Eliot allowed a sincere chuckle, shaking that mop of long dark curls once more as he stood as well, “I guess wherever that train was going to take us after all?” he offered, to which Claire only could laugh at his innocent tone, despite knowing she would eventually have to find a way to contact her own kind and get back to her original reason for even coming to France at all. But she had already bought herself a few days before Lemuel would come knocking at her psyche again, and she definitely didn’t want to spend them in that palace with those people. Well, at least not any of those people other than Eliot, himself, she smiled to herself as she continued dressing.

It wasn’t until they were boarding that train again, later that evening, that the fears that were never too far below Claire’s surface started eating at her. She did truly enjoy his company and found it almost refreshing when there was a seeming lack of lust to have to wade through in order to even have a conversation with him at all. Not that she minded the lust most of her male, and a fair many female, companions felt for her. But it was something new to her at least, to not have to think in those terms for once. And something new was something she did find herself relishing after nearly three hundred years.

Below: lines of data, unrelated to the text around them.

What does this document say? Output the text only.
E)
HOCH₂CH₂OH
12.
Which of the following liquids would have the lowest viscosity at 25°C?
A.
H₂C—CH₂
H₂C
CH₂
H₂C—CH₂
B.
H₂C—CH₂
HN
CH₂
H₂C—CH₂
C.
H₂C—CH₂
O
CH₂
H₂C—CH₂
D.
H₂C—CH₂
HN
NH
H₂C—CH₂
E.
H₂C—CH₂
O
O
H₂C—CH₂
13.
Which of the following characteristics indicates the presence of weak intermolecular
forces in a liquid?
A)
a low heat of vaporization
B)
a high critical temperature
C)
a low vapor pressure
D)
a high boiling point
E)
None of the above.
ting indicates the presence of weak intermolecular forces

Despite the ease she found in his company in that regard, there was still her underlying fears of spending an extended amount of time, including those deadly daylight hours, with any mortal. As that led to entirely new problems. So she had to either hope she could somehow keep that secret while sharing such close quarters, or else hope she could share her secret without him running scared or, more likely, just thinking she was completely mad.

And therein lay the problem she had now somehow volunteered for, which caused her to try and come up with some plan, and quickly. Only a moment later, the train pulled into motion and she managed to offer him another tentative smile as they began yet another odd new adventure, together.